Dependencies management in PHP projects

by Juozas

Rarely a project lives by itself, especially in the days of frameworks. Furthermore, there are a lot of great open source libraries you might want to use to save time. But all of this raises a new problem - how could we manage all those dependencies. Here are some thoughts on this problem and how you might want to solve it; without shooting yourself in a foot. Which is commonly known as DLL Hell.

Usually SVN or Git integrated external references management tools are used for this. But… Version control systems are not made for managing dependencies. Period. They can be made to do so, but sooner or later they are going to fail at doing that. This is a fact and there is no way avoiding it, if you don’t trust me on this here are some proofs why.

Version control systems

Stop

The most popular one couple years ago was svn:externals for SVN, which is quite similar to git submodule for GIT. The first obvious problem is that they both only support referencing repositories of the same type, that is you can’t include a Git dependency in a SVN project. Which today is a very problematic thing because you might still be using SVN, although not sure why you would be doing so, but a lot of the open source projects have moved on to GitHub.

If you are fine with the above, I think you should be quite quickly annoyed by the fact that those sub-folders you are automatically populating are in fact full checkouts by themselves, thus not read-only. Which potentially is a very risky design characteristic, because most of the time you aren’t supposed to commit from those checkouts, even if you have changed something there.

Git users might be disappointed to know that submodules do not support partial checkouts, that is you can only checkout full repositories. This works fine most of the times, but quite often you’d like to checkout a sub-folder of the repository (for example only library folder from Zend Framework). There is a solution for that called subtree merge, but I find it way too complicated for my liking and I only have used it a handful of times.

How far you want to go

Space

The most obvious use of external dependencies is to get a copy of the framework you are using. This is quite a simple task because it can even be solved by just downloading a copy of the framework and sticking it in the project folder. Easy enough to manage, although not ideal. If you have less than say 5 of such dependencies then any way you choose to manage them is going to be fine. As long as they don’t have dependencies themselves…

Dependencies actually are much more complicated than that. If you are using truly componentized libraries, those by themselves are going to have some dependencies. This introduces the transitive dependencies problem which you can’t easily solve. This is not such a big deal for PHP projects, because the biggest place where such libraries exist is PEAR.net and the tools there will help you with that. Anyhow, keep this in mind.

As you can see depending on what sort of external code you are trying pull in there are different problems attached to it. From my experience simple management of the dependencies is enough, because I’m yet to see a big number of libraries having clearly defined dependencies. So unless this changes soon, I just use the simplest tools available.

Tools made for this

Tools

One of the best known tools is Apache Maven, especially if you have Java experience. It does everything you’d want from a dependency manager and probably more, but having used it for couple projects I think it’s overcomplicating what I would need for our projects. Maybe because I haven’t worked on projects complicated enough, but more likely because I just don’t find tools like this attractive and valuable.

You might also want to use PEAR for dependencies management, although it requires external libraries to be stored in PEAR repositories.

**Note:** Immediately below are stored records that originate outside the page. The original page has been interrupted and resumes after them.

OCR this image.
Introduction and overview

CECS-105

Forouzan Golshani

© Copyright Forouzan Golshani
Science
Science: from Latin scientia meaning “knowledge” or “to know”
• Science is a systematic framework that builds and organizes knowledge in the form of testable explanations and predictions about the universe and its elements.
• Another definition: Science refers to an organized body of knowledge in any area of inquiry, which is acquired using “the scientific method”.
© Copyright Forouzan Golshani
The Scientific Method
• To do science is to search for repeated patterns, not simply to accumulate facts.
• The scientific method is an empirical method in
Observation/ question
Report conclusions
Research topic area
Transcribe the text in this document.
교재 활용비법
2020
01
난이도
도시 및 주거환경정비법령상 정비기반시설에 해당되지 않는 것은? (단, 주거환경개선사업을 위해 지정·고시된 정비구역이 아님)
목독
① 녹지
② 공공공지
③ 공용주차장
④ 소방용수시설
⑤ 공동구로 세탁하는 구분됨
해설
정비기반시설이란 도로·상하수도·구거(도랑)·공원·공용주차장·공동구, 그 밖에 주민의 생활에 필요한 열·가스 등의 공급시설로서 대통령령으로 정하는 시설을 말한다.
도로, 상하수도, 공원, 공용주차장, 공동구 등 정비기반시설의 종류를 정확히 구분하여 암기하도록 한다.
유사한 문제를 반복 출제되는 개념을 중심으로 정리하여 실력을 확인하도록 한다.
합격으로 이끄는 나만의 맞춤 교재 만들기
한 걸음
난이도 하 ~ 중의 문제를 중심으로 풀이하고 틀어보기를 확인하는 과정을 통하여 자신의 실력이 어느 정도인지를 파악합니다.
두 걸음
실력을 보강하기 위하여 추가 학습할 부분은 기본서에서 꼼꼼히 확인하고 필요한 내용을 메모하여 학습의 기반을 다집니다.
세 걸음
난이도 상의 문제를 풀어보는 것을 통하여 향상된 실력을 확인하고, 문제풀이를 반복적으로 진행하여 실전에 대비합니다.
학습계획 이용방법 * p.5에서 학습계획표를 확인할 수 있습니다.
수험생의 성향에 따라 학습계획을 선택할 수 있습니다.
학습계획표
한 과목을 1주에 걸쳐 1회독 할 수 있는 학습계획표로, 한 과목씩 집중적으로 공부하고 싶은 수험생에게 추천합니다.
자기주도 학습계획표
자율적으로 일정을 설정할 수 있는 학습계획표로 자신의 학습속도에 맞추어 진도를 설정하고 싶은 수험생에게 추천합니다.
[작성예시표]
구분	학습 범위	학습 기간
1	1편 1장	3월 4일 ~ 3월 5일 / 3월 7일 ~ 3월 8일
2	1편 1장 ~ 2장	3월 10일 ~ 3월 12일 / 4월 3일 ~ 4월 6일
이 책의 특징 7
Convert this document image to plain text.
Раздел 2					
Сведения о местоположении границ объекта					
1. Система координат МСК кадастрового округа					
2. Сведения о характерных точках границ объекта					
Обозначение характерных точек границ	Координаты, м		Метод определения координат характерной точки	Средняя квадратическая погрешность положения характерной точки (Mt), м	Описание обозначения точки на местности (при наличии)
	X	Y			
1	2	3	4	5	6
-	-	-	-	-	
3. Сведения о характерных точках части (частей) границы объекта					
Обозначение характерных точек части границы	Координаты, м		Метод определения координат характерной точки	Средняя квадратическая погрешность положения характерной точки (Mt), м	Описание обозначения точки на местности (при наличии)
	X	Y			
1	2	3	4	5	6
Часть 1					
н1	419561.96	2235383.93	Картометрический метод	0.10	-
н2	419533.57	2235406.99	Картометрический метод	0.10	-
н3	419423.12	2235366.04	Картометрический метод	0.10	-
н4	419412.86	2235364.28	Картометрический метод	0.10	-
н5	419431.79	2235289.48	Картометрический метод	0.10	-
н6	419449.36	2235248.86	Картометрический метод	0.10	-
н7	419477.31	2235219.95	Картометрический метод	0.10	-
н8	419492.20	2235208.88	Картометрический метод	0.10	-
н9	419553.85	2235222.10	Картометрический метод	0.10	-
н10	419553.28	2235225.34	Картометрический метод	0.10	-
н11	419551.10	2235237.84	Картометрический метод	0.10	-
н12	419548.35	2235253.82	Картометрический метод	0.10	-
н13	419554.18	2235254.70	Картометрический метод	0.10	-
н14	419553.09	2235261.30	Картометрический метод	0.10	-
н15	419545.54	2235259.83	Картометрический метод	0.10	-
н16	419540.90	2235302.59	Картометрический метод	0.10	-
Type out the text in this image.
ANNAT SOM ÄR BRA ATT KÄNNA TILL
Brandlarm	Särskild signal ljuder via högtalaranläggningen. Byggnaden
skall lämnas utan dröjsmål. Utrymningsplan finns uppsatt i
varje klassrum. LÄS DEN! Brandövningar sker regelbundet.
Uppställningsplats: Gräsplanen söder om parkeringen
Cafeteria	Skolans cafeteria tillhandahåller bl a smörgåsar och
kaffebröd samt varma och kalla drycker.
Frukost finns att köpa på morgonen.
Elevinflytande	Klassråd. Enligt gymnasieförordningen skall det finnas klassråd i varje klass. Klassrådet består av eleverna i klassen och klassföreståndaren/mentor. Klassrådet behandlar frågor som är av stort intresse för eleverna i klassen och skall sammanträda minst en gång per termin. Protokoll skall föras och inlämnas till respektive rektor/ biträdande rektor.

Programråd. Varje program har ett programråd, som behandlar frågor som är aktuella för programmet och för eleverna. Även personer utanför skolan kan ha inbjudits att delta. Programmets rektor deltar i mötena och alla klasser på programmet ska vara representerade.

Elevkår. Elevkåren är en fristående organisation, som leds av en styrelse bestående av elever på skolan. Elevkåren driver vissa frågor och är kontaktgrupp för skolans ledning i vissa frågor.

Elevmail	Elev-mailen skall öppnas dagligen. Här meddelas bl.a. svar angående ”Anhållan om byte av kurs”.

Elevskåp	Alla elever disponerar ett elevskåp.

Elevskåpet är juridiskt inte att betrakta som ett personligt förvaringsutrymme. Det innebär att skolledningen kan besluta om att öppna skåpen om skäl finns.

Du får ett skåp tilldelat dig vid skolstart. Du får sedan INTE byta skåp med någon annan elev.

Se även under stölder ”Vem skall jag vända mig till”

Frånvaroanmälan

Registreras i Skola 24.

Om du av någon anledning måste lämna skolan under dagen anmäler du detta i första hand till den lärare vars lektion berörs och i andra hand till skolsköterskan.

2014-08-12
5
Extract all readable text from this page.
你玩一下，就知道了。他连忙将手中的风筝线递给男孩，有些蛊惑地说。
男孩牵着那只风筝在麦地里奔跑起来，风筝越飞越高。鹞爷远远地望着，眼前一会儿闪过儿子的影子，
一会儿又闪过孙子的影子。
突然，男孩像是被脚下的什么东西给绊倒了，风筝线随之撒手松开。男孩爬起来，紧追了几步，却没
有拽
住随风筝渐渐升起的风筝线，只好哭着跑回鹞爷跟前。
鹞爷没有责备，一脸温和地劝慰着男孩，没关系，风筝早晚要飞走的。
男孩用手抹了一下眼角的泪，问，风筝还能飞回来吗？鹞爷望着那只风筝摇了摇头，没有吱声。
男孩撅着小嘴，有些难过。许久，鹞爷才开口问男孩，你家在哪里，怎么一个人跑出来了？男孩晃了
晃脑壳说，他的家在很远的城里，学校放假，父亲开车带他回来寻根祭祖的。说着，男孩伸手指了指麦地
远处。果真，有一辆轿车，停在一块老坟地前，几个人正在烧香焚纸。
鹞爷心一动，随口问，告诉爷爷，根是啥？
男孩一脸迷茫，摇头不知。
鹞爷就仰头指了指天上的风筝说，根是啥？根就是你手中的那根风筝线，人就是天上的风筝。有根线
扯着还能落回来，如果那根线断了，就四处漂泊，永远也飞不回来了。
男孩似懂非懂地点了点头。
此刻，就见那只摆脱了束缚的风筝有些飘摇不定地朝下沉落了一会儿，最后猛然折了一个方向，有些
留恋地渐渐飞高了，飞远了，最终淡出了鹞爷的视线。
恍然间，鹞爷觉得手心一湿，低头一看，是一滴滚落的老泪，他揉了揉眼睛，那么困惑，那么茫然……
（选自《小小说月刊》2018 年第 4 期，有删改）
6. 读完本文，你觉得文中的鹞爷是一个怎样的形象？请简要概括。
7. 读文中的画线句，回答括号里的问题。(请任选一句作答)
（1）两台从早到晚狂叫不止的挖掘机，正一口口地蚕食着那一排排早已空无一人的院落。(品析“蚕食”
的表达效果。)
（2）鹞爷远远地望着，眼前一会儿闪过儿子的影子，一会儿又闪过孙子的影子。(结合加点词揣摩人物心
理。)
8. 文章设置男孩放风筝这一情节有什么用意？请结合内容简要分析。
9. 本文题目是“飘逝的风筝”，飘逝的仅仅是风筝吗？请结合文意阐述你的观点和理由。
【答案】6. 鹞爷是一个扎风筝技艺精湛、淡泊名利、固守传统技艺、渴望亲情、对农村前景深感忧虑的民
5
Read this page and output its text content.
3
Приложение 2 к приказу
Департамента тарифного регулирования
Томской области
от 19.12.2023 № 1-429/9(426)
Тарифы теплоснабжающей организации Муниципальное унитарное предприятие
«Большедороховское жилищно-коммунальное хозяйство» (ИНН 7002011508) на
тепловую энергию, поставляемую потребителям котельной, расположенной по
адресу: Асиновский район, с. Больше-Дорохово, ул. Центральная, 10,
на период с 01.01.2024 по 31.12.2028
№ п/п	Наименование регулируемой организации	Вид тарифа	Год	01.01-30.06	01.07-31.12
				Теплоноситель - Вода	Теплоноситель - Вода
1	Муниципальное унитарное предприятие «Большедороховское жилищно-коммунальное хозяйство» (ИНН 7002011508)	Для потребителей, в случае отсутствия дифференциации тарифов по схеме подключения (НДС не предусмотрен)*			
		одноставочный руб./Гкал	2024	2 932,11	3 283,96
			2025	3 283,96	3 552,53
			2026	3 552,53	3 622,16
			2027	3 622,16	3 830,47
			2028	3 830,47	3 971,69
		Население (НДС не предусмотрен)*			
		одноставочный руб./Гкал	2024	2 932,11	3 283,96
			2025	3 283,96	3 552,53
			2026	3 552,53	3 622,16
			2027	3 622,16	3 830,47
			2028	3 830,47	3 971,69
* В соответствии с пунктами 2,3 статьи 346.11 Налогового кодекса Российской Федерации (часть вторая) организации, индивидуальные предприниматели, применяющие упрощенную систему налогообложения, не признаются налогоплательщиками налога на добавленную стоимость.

Similarly there is the composer project which tries to solve a lot of dependencies problems and can resolve them from various different sources, but it still seems to be in development and I haven’t played with it enough. I think composer might be the one to watch.

Symfony2 has an interesting approach of just having a deps file which is used to define where all the dependencies are and where to place them. Think of it as a very light build recipe. Following a similar approach I have extended it and added support for different repository types and sub-repository checkouts. One script ./bin/vendors install to run looks great to me.

Things you shouldn’t forget

Remember

With the growing popularity of Symfony2, there are more and more bundles floating around on GitHub. However I just recently had a case where a new developer checked out a project and it wasn’t working completely. Apparently in couple weeks of time one of the bundles was refactored resulting in all previous integrations completely failing.

It was my stupidity of not locking in to a specific revision of the bundle (which you can do using the deps.lock file), but it is likely that you will repeat this mistake too. The fact you need to understand is that most of the time you will be pulling 3rd party dependencies which you have no control of and if you depend on them heavily, which you probably are, you need to know a specific version you want to use. Point it to a stable version if they have one, because it’s extremely bad to just point your reference to a master branch.

Furthermore, a library can go away completely. If it’s hosted in a obscure small website you just found, month down the road there could be no trace of it anymore. Even GitHub doesn’t protect from this - repository can be deleted and will be gone forever. So you need to make a choice - how much do you trust the authors - and preferably backup the source code locally (or setup a mirror repository).

Conclusion

One way or another you will have to solve this problem. I’d say the easiest way to start with and have some room to grow is to integrate this with your build scripts, even as a simple bash script. Don’t try to reinvent the wheel if you need something more sophisticated - there exists working tools already, so just give some of them a go. Just make sure you know what version you want to depend on and have some safety nets against disappearing sources.